Long Term Asset Management Lecture
Replicating Anomalies - LTAM 2018
Kewei Hou, Chen Xue, and Lu Zhang replicate the published anomalies literature in finance and accounting with a data library of 447 anomaly variables. To control for microcaps — stocks smaller than the 20th percentile of market equity of NYSE stocks) — the researchers form testing deciles with NYSE breakpoints and value-weighted returns. An anomaly is treated as a replication success if the average return of its high-minus-low decile is significant at the 5 percent level (t ≥ 1.96).
Their key finding is that most anomalies fail to replicate. Out of 447 anomalies, 286 (64 percent) fail to replicate at the 5 percent level. Imposing the cutoff t-value of 3 per Harvey, Liu, and Zhu (2016) raises the number of replication failures further to 380 (8 percent).
The biggest casualty is the liquidity literature. In the trading frictions category containing mostly liquidity variables, 95 out of 102 variables (93 percent) fail to replicate. Prominent variables include short-term reversal, share turnover, the coefficient of variation for dollar trading volume, absolute return-to-volume, liquidity betas, idiosyncratic, total, and systematic volatilities, zero trading days, and bid-ask spread.
The distress anomaly is virtually nonexistent. The failure probability, O-score, Z-score, and credit rating produce mostly insignificant average return spreads.
Other influential anomaly variables that fail to replicate include debt-to-market, five-year sales growth, the dispersion in analysts' forecast, the G-index of corporate governance, earnings attributes (persistence, smoothness, value relevance, and conservatism), accrual quality, total accruals, and operating profitability.

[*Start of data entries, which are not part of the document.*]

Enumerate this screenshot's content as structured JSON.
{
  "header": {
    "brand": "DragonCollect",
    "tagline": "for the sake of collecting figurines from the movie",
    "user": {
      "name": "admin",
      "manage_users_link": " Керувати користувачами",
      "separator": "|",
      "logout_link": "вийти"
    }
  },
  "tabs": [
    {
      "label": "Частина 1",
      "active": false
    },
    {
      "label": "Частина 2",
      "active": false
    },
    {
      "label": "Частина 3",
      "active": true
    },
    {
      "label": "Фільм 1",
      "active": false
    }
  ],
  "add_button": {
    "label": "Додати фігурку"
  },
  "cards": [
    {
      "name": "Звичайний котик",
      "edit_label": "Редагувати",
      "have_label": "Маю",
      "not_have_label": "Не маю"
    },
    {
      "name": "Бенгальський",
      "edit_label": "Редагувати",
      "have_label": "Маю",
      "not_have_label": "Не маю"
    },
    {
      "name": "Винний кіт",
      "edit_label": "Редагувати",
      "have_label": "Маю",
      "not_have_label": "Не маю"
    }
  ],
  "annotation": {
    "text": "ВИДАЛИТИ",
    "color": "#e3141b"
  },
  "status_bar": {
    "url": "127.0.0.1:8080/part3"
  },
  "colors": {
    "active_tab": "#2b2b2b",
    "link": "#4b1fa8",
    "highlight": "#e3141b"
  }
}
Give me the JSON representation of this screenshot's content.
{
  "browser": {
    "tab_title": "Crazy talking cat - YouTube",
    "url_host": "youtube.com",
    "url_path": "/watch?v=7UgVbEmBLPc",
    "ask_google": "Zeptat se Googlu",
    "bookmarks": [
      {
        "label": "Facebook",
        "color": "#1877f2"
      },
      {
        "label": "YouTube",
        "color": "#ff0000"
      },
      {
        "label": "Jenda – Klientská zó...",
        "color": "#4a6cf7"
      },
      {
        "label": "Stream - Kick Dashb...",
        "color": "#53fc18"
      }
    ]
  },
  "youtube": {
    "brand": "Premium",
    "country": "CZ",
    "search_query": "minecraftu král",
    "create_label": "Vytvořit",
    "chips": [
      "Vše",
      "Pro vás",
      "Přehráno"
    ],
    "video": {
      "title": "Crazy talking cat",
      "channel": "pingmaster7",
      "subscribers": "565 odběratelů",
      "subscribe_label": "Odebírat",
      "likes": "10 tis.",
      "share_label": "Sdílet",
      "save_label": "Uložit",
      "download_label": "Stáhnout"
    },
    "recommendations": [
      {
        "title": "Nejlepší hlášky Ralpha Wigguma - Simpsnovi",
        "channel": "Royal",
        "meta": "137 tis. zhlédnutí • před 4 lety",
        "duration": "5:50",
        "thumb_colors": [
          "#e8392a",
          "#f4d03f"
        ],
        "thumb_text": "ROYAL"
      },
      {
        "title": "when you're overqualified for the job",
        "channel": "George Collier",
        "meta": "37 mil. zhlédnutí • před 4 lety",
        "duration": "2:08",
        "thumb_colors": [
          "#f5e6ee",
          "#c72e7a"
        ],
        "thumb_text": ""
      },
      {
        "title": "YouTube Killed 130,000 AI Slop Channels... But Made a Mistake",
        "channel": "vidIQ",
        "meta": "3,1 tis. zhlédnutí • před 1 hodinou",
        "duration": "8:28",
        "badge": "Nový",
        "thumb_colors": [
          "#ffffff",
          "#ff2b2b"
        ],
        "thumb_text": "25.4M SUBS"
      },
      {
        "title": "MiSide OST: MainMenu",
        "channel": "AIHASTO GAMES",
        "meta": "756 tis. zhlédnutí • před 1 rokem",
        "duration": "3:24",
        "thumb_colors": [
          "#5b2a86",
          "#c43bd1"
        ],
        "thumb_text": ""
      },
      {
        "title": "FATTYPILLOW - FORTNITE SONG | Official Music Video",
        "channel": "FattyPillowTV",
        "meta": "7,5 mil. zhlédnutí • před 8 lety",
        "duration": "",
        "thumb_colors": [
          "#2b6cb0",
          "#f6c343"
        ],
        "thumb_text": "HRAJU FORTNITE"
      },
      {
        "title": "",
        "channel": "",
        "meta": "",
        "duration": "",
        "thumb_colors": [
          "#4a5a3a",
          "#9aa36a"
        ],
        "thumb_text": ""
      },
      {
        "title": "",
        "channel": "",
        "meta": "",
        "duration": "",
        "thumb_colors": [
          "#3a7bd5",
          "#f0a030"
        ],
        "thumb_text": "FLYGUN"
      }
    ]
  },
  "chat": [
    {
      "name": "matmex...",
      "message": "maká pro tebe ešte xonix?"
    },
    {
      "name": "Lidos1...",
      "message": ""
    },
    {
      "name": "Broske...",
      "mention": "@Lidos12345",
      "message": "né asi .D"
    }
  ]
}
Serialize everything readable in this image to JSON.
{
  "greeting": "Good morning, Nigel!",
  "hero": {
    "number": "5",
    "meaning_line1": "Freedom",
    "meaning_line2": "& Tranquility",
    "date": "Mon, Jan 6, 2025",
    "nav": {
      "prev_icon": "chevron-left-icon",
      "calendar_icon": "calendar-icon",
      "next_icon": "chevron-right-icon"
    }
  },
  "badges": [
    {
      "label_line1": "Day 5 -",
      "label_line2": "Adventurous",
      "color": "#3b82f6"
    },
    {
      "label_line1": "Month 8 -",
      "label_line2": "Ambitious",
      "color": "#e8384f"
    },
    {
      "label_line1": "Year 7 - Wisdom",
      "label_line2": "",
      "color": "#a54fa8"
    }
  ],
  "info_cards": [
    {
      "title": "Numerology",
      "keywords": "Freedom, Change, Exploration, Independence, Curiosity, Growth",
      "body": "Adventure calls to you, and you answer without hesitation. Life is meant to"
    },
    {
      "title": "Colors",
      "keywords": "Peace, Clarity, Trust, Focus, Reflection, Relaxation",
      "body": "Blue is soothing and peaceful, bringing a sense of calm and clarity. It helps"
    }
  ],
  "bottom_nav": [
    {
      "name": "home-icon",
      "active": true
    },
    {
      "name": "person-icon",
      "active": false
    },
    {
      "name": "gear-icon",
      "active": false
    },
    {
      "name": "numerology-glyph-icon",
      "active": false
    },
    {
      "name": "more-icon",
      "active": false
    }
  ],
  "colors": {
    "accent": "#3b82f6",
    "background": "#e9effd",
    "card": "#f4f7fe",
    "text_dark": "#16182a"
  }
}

Even for replicated anomalies, magnitudes are much lower than originally reported. Famous examples include price momentum, earnings momentum formed on standardized unexpected earnings, abnormal returns around earnings announcements, and revisions in analysts' earnings forecasts, cash flow-to-price, operating accruals, customer momentum, and asset growth.
Why does the replication differ so much from original studies? The key word is microcaps. At the end of 2014, microcaps represented only 1.4 percent of the total market cap of the U.S. market, but accounted for 60 percent of the number of stocks. Microcaps have not only the highest equal-weighted returns, but also the largest cross-sectional dispersions in returns and anomaly variables. Many studies overweight microcaps with equal-weighted returns in portfolio sorts, and often together with NYSE-Amex-NASDAQ breakpoints. Hundreds of studies use cross-sectional regressions, assigning even higher weights to microcaps than equal-weights in sorts. With a linear functional form, regressions are particularly susceptible to outliers, which most likely are microcaps. Due to high costs in trading these stocks, anomalies in microcaps are more apparent than real. With tiny market equity, the economic importance of microcaps is small.
The low replication rate of 36 percent is not due to the extended sample. Repeating their replication in the shorter samples in original studies, the researchers find that 293 anomalies (66 percent) fail to replicate at the 5 percent level. Imposing the t-cutoff of 3 raises the number to 387 (86.6 percent).
Overall, the results indicate that capital markets are more efficient than previously reported.